BRUXELLES - l’accordo sulla Costituzione europea, preso all’unanimità , è stato un "successo di cui ci sentiamo partecipi". Lo ha affermato il Presidente del Consiglio, Silvio Berlusconi, nel commentare il via libera, a Bruxelles, alla Carta costituzionale europea.
Fini, grande soddisfazione
Grande soddisfazione è stata espressa dal Vice Presidente Fini per l’approvazione della Costituzione europea. Fini ha inoltre affermato che "è stato approvato un testo le cui linee guida sono frutto del proficuo lavoro svolto dalla Convenzione europea".
Venerdì 18 giugno 2004 è perciò destinato a restare un giorno storico per il vecchio continente che, un mese e mezzo dopo l’allargamento a 25 Stati, ha varato il trattato costituzionale dell’Europa del nuovo millennio.
Dopo il fallimento di sei mesi fa, i 25 hanno avuto il colpo di reni necessario per raggiungere un obiettivo necessario e fondamentale per la strada futura e per il quale hanno lavorato a lungo, tra momenti di speranza ed altri di sconforto.
Quella che ha chiuso ieri il vertice Ue è stata una giornata tesa e difficile, segnata da divisioni e scontri. Contrariamente alle attese sollevate dall’ottimismo emerso giovedì la situazione si era andata complicando. è accaduto che l’estenuante serie di incontri bilaterali alla ricerca del successore di Romano Prodi aveva fatto riemergere spaccature e divisioni tra blocchi, tanto da rallentare e complicare le trattative in sede di Conferenza intergovernativa.
A sorpresa, proprio i rappresentanti dei piccoli paesi hanno rappresentato l’ostacolo più difficile da superare sulla via di un accordo. Chi si aspettava un remake dei vertici falliti in passato per la strenua opposizione di Polonia e Spagna ad un sistema di voto a maggioranza qualificata diverso da quello di Nizza, si è trovato di fronte ad una fronda di tredici piccoli ma agguerriti paesi -capeggiati dalla Repubblica Ceca- che hanno messo alle strette la presidenza e irritato non poco i grandi Stati.Ad accrescere le difficoltà della 'rivolta dei piccolì si è aggiunto il capitolo della governance economica, riaperto dalla richiesta di Italia, Germania e Francia di ridurre i poteri della Commissione europea in materia di sorveglianza anti-deficit. Fino al tardo pomeriggio la Costituzione ha viaggiato così in acque agitate, tanto da far temere che un'ondata più forte potesse capovolgerla.
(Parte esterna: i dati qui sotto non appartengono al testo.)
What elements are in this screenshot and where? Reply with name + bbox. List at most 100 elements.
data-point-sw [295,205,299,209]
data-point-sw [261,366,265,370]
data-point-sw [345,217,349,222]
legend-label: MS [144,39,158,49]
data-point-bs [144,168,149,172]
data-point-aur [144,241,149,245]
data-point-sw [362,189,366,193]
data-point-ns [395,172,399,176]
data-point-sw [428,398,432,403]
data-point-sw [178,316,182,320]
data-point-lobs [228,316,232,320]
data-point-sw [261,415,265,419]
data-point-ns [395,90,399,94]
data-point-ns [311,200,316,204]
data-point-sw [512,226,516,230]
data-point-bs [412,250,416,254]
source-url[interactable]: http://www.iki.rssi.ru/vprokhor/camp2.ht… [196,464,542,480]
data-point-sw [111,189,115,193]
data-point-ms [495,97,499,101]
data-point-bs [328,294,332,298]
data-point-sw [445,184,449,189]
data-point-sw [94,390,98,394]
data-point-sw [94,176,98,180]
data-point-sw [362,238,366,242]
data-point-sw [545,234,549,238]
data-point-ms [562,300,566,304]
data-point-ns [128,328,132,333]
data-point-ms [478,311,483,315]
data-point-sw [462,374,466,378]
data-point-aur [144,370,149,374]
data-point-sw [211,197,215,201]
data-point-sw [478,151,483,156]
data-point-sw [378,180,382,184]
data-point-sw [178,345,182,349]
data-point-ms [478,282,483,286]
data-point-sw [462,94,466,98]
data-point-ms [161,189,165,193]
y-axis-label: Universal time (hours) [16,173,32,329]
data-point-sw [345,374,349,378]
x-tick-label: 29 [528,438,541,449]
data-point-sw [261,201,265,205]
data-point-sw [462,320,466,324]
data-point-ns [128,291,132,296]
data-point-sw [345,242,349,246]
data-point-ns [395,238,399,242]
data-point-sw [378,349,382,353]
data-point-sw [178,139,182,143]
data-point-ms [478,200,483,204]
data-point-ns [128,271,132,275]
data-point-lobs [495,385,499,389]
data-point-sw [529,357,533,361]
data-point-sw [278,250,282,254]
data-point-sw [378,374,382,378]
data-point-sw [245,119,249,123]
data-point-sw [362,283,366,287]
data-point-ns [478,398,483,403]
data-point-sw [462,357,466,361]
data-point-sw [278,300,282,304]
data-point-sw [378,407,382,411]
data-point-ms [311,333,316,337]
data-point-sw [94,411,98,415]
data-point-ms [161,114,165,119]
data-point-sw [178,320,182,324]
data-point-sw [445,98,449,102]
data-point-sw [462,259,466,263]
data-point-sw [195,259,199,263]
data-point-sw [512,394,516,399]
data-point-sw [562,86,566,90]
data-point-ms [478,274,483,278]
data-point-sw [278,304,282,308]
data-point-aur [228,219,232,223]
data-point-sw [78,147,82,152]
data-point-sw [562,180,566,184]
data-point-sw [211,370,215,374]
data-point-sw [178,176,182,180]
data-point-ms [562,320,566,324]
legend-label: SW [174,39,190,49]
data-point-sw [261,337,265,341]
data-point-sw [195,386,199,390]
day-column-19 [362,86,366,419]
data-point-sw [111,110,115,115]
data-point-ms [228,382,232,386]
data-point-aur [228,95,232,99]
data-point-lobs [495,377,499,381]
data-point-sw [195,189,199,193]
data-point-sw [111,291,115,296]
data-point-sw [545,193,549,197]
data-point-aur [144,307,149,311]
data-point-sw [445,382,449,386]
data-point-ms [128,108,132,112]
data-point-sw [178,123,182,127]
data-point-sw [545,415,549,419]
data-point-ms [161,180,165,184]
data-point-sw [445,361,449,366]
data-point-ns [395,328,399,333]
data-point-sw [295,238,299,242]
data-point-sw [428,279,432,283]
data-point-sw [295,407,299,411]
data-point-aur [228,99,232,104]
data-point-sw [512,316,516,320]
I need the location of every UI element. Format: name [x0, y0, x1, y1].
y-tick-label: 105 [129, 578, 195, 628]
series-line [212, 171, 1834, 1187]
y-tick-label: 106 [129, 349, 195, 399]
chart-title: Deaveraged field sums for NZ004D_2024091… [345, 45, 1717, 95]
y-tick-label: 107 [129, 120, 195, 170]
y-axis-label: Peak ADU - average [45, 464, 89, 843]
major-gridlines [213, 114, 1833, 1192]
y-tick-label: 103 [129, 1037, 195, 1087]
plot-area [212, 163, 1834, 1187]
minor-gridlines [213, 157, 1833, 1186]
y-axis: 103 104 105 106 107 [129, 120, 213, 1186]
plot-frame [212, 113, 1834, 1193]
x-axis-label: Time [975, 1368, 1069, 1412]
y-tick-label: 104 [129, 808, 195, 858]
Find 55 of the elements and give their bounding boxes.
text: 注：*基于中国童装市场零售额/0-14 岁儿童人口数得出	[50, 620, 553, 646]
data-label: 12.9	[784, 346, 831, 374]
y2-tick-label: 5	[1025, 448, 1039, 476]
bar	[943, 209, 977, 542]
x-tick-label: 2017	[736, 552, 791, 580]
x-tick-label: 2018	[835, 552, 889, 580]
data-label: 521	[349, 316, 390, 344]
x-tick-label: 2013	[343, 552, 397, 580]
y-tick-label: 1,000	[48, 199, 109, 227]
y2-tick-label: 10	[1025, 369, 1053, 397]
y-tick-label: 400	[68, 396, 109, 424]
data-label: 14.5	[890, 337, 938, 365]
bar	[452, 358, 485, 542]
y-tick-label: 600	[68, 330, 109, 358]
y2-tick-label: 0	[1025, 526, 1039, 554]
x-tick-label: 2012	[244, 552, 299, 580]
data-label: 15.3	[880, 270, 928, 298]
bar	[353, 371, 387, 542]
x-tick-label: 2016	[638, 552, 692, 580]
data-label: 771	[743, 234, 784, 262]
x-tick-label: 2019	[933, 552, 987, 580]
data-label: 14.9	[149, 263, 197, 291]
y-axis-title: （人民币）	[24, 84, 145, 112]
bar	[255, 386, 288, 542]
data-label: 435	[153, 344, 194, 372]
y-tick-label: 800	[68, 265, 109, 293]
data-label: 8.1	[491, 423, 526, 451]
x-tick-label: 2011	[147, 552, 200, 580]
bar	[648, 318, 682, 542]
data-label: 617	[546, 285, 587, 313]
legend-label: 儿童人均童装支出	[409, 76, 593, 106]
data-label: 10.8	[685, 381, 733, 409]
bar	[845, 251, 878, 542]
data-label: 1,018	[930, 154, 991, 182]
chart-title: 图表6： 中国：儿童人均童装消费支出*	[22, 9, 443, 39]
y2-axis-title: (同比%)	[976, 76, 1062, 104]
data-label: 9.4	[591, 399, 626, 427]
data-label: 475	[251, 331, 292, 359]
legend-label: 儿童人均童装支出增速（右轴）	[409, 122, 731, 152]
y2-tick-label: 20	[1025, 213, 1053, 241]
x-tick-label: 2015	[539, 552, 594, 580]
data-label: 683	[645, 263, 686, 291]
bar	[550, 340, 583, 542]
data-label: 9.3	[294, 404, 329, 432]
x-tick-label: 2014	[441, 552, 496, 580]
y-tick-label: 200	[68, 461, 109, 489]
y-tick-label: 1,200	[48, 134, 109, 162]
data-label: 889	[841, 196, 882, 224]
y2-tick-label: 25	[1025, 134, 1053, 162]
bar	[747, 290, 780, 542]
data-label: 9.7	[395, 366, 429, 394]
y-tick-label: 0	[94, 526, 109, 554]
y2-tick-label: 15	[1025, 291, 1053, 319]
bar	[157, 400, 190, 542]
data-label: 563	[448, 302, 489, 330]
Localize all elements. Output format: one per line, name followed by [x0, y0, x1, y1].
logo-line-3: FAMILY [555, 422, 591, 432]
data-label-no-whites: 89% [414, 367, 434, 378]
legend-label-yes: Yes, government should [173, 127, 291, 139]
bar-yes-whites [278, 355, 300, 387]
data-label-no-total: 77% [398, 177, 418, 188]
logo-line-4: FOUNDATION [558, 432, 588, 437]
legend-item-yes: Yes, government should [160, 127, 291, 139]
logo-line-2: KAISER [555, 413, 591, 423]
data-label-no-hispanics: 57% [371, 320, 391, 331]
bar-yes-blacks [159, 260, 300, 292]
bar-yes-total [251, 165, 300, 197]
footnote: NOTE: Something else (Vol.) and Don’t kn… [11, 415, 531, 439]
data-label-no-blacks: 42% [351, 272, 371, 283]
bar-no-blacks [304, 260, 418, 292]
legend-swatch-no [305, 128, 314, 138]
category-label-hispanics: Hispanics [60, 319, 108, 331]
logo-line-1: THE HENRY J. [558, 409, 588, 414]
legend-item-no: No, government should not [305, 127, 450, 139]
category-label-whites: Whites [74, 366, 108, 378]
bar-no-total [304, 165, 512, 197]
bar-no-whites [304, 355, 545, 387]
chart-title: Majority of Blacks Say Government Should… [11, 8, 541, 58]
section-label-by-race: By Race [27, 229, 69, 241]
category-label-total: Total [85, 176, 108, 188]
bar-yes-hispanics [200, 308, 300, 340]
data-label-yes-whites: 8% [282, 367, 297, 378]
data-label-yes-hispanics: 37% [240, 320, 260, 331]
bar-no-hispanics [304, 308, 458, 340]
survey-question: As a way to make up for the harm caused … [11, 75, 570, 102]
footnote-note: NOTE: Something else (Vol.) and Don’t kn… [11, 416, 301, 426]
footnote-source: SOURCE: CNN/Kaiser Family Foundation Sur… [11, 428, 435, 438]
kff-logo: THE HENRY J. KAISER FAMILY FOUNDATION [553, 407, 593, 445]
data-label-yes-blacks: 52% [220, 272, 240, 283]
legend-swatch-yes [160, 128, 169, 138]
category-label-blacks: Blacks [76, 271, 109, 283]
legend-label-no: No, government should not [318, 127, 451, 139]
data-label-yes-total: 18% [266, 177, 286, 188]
Per assistere alla prima schiarita si è dovuto aspettare la prima serata, quando dal continuo tourbillon di incontri e proposte è sembrato emergere per la prima volta un sistema capace di garantire la quadratura del cerchio. Una serie di aggiustamenti del testo in direzione delle richieste dei piccoli, e un delicato meccanismo di compromesso sulla governance economica, hanno permesso di superare gli ostacoli maggiori, alimentando di nuovo l’ottimismo e rilanciando le speranze di chiusura. Alla fine, anche senza una vera riunione plenaria, è apparso chiaro che i giochi erano fatti. La conferma ufficiale della nascita della Costituzione Ue è così arrivata poco dopo le 22:00, salutata dall’applauso dei leader Ue al premier irlandese Bertie Ahern, che ha definito la Costituzione ''una pietra miliare fondamentale nella storia dell’Europà '.